Le DPCP a précisé que la preuve soumise, notamment la vidéo, « ne permet pas d'apprécier l'intégralité de l'évènement et son contexte ». Il ajoute que la manifestation avait été déclarée illégale et que l'« intervention ne dépassait pas les limites établies par l'article 25 du Code criminel et la jurisprudence sur l'emploi de la force nécessaire par un agent de la paix chargé de l'application de la loi ».

En fin de soirée, la policière désormais connue par son numéro de matricule, le 728, avait eu recours à un irritant chimique en vaporisateur lors d'une manifestation étudiante au coin des rues Sainte-Catherine et Saint-Hubert. La vidéo s'était répandue comme une traînée de poudre sur Internet. Le SPVM avait alors retiré la policière des manifestations, mais sans la suspendre. Une enquête déontologique avait aussi été ouverte.

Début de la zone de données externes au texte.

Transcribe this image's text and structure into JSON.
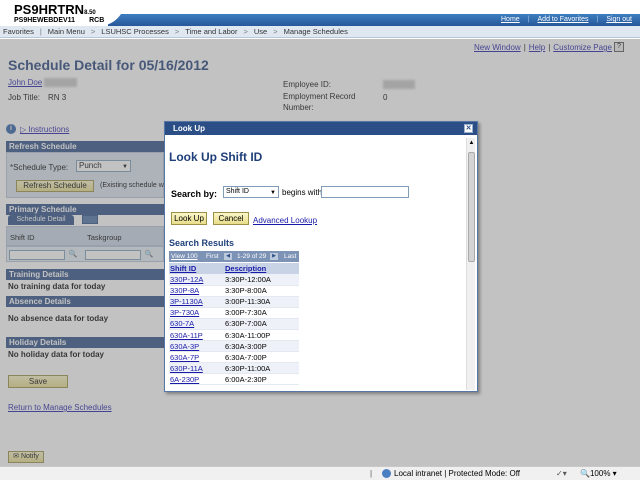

Cette décision n'a aucun lien avec la vidéo de l'intervention musclée lors de laquelle quatre personnes avaient été arrêtées en octobre 2012. À la suite des reportages de Radio-Canada, le SPVM avait décidé de mener une enquête interne sur l'incident. Le directeur du SPVM, Marc Parent, s'était excusé auprès de la population, en son nom personnel et au nom de tous les employés du service de police, pour les propos « inacceptables et intolérables » tenus par la policière. Le rapport du SPVM devrait être terminé sous peu, et il sera alors soumis au bureau du Directeur des poursuites criminelles et pénales.

L'agente du poste de quartier 38 pourrait recevoir une sanction allant de la réprimande au congédiement, selon les résultats de l'enquête interne concernant ce dernier événement.

La Fraternité des policiers et policières de Montréal a dit prendre acte de la décision du DPCP, et « profite de l'occasion pour rappeler qu'un segment de film peut forger des perceptions erronées quant à la réalité d'une situation globale ».

Réagissant à la décision à l'émission 24 heures en 60 minutes, l'ex-porte-parole de la Coalition large de l'Association pour une solidarité syndicale étudiante (CLASSE), Gabriel Nadeau-Dubois, s'est dit « certainement déçu », mais pas surpris.

« Ça a quelque chose de pas surprenant qu'il n'y ait pas d'enquête lorsqu'on voit que tout au long du processus, ce sont les forces policières, le corps de police auquel appartient Mme Trudeau, qui effectue l'enquête et qui amasse la preuve.

« On a l'impression d'un processus qui n'est pas transparent, et donc d'une décision qui soulève des doutes, qui soulève des questionnements », a dit l'ex-leader étudiant.